Figure 5: Ablation study of training pipeline and composite reward; substantiating the necessity of each CRP component and the efficacy of CEG over EG supervision.
Theoretical and Practical Implications
By imposing hard graph-structured supervision, MedCEG mitigates shortcut learning, elucidating a new paradigm for RL alignment in high-stakes, logic-intensive domains. The explicit separation of outcome and process rewards ensures both answer fidelity and evidence-grounded reasoning. This framework obviates the need for labor-intensive human feedback, enables scalable expansion, and supplies a collection of verified CEGs for community benchmarking.

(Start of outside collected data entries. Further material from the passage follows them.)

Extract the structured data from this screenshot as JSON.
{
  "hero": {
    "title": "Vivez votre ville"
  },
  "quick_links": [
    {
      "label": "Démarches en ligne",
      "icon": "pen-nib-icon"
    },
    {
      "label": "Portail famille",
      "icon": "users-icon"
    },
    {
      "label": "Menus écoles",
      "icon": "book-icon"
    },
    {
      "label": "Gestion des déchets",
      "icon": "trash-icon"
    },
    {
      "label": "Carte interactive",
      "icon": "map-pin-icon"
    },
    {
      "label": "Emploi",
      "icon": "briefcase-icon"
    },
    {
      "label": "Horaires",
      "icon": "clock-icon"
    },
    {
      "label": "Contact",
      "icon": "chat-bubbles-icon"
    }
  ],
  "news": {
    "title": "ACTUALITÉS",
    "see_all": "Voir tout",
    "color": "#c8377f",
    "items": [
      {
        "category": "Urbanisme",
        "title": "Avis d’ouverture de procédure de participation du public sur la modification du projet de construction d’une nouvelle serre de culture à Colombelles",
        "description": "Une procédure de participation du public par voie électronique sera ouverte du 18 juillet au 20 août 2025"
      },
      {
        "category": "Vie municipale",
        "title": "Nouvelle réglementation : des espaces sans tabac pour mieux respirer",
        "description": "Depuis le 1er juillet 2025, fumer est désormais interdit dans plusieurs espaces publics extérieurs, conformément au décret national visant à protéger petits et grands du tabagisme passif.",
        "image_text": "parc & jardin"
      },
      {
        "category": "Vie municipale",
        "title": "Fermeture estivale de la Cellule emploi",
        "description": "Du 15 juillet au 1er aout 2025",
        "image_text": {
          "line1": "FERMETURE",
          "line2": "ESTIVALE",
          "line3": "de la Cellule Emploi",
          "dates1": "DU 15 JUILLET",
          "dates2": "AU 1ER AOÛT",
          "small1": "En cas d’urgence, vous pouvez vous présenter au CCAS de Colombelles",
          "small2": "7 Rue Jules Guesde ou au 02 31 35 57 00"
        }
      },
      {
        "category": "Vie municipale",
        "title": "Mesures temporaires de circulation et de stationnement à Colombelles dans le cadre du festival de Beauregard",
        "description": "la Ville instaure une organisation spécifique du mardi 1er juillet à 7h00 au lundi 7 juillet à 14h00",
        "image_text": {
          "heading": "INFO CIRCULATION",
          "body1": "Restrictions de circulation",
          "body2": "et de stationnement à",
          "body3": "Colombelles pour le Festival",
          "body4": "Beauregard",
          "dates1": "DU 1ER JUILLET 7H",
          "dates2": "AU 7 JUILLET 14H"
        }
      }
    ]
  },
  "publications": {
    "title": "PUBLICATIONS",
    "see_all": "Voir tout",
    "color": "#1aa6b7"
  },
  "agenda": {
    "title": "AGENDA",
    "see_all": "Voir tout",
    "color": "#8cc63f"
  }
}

Practically, MedCEG enables safer and more explainable clinical AI systems compatible with existing regulatory frameworks. The explicit mapping to causal processes will facilitate downstream auditing and integration into mixed-initiative physician workflows. Theoretically, the CEG paradigm is extensible to other domains where decision processes are compositional and must be verifiable (e.g., scientific discovery, legal reasoning, safety-critical industrial systems).
Conclusions
MedCEG establishes a new direction for model alignment where structured, domain-specific process rewards replace ad hoc, outcome-centric RL objectives. By curating CEGs at scale and integrating them as the central RL reward, MedCEG achieves not only state-of-the-art accuracy across medical NLP benchmarks but—critically—delivers justifications that are logically transparent, evidence-faithful, and structurally correct. The framework marks a substantial step toward verifiable AI reasoning and trustworthy clinical deployment.
Future Directions
Further work is necessary to validate the approach in fully unstructured or heterogeneous clinical environments (e.g., raw EHR data), and to extend graph-based supervision to multi-modal medical decision pipelines. Advances in automated CEG extraction—potentially involving self-improving extraction policies—will also be pivotal for scaling this model alignment paradigm to broader domains and larger deployment contexts.